1° La première part, inscrite à la section d'investissement du budget des départements, était employée librement par ces derniers. Elle était répartie entre eux (ainsi qu'entre leurs groupements) de la manière suivante :

- une fraction égale au maximum à 75 % était répartie au prorata des dépenses réelles directes d'investissement de chaque département ou groupement ;

- une fraction égale au maximum à 20 % était répartie au prorata de la longueur de la voirie départementale ;

- le solde servait à majorer les attributions perçues par les départements dont le potentiel fiscal par habitant était inférieur à la moyenne.

2° La seconde part, également inscrite à la section d'investissement, devait être employée au financement de travaux d'équipement rural et d'aménagement foncier ou au versement de subventions aux maîtres d'ouvrage réalisant des opérations de même nature. Sa répartition obéissait aux règles suivantes :

- une fraction égale au maximum à 80 % était répartie entre les départements au prorata de leurs dépenses de remembrement et des subventions versées par eux pour la réalisation de travaux d'équipement rural ;

- le solde servait à majorer la dotation de certains départements en fonction de l'importance des surfaces restant à remembrer, et celle des départements dont le potentiel fiscal par habitant était inférieur à la moyenne.

Source : avis budgétaire sur le projet de loi de finances pour 2019
du rapporteur du présent avis 23 ( * )

La DGE des départements a été réformée par la loi n° 2005-1719 du 30 décembre 2005 de finances pour 2006 . Sa première part, libre d'emploi, a ainsi été supprimée, au motif que le taux de concours de l'État, d'un niveau jugé insuffisant (2,75 % en 2005), conduisait à un « saupoudrage » des crédits, la dotation n'étant plus constituée que par sa seule seconde part, « fléchée » vers des investissements d'équipement rural et d'aménagement foncier 24 ( * ) . Elle demeurait néanmoins attribuée sous la forme d'un taux de concours de l'État aux dépenses d'investissement éligibles et composée de trois fractions :

- une fraction principale , égale à 76 % du total, attribuée à chaque département au prorata de ses dépenses d'aménagement foncier et des subventions qu'il verse pour la réalisation de travaux d' équipement rural ;

- une deuxième fraction , égale à 9 % du total, servant à majorer les attributions versées aux départements au titre de leurs dépenses d' aménagement foncier du dernier exercice connu ;

- une troisième fraction , égale à 15 % du total, est destinée à majorer la dotation des départements dont le potentiel fiscal par habitant est inférieur d'au moins 40 % à la moyenne ou dont le potentiel fiscal par kilomètre carré est inférieur d'au moins 50 % à la moyenne.
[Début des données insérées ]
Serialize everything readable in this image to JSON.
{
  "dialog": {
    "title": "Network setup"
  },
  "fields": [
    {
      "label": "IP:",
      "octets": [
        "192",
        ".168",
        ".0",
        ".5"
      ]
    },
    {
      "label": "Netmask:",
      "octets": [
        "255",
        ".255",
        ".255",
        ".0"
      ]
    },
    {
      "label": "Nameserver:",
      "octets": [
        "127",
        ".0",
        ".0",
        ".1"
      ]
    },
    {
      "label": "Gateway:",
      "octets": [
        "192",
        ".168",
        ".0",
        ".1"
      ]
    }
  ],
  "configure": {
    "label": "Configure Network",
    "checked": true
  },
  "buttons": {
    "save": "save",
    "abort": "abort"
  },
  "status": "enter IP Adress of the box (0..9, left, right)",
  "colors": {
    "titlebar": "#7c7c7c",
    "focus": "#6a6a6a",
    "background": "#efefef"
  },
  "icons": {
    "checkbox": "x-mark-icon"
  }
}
Enfin, la loi n° 2018-1317 du 28 décembre 2018 de finances pour 2019 a révisé en profondeur la logique de la DGE en la remplaçant par la dotation de soutien à l'investissement départemental (DSID), composée de deux parts :

- une première part (77 % du total) répartie en enveloppes régionales attribuées par les préfets de région sous forme de subventions aux projets qu'ils jugeraient prioritaires ;

- une seconde part (23 %) abondant directement la section d'investissement des départements dont le potentiel fiscal par habitant et le potentiel fiscal par kilomètre carré ne sont pas supérieurs au double de la moyenne des départements. Cette seconde part est libre d'emploi 25 ( * ) .
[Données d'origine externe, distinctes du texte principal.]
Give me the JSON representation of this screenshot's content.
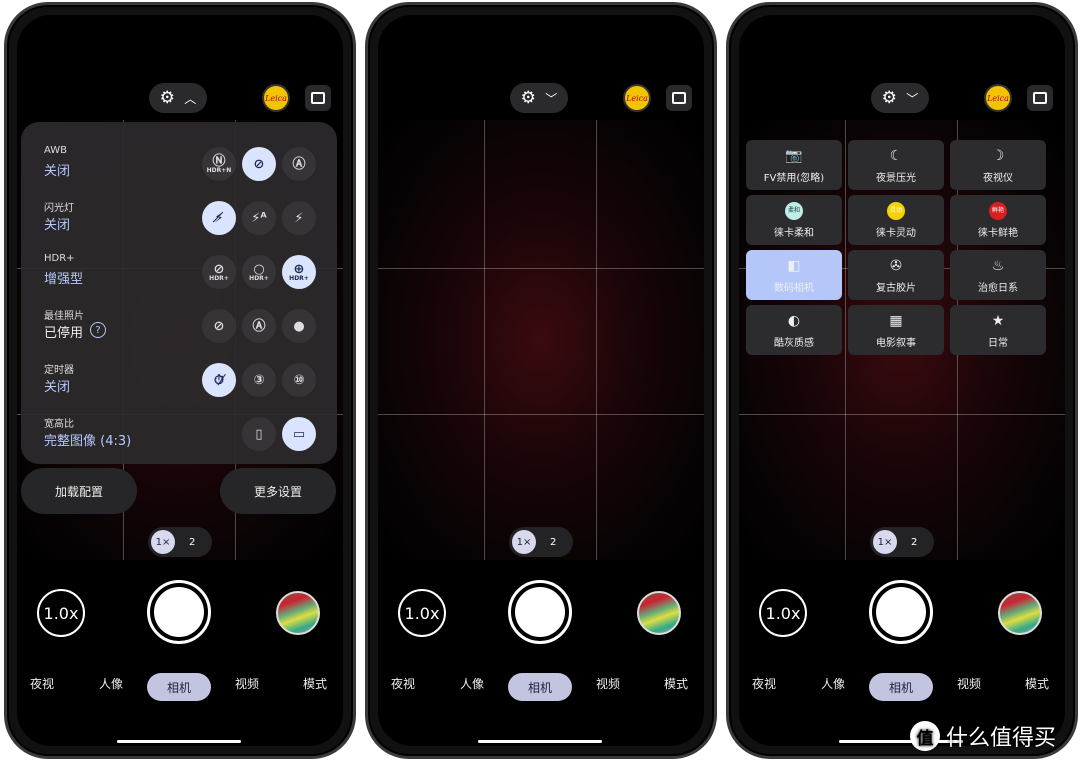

b) Une proposition d'unification des modalités d'attribution de la DSID

Le présent article tend à procéder à une nouvelle réforme de cette dotation, en prévoyant que la DSID soit intégralement attribuée sous forme de subventions d'investissement , à l'instar de la dotation de soutien à l'investissement local (DSIL).

Serait préservée l'architecture de la dotation, dont une part égale à 23 % serait toujours calculée en fonction du potentiel fiscal des départements. Néanmoins, alors que cette part est aujourd'hui libre d'emploi, elle serait désormais attribuée par le préfet de région selon une logique d'appel à projets .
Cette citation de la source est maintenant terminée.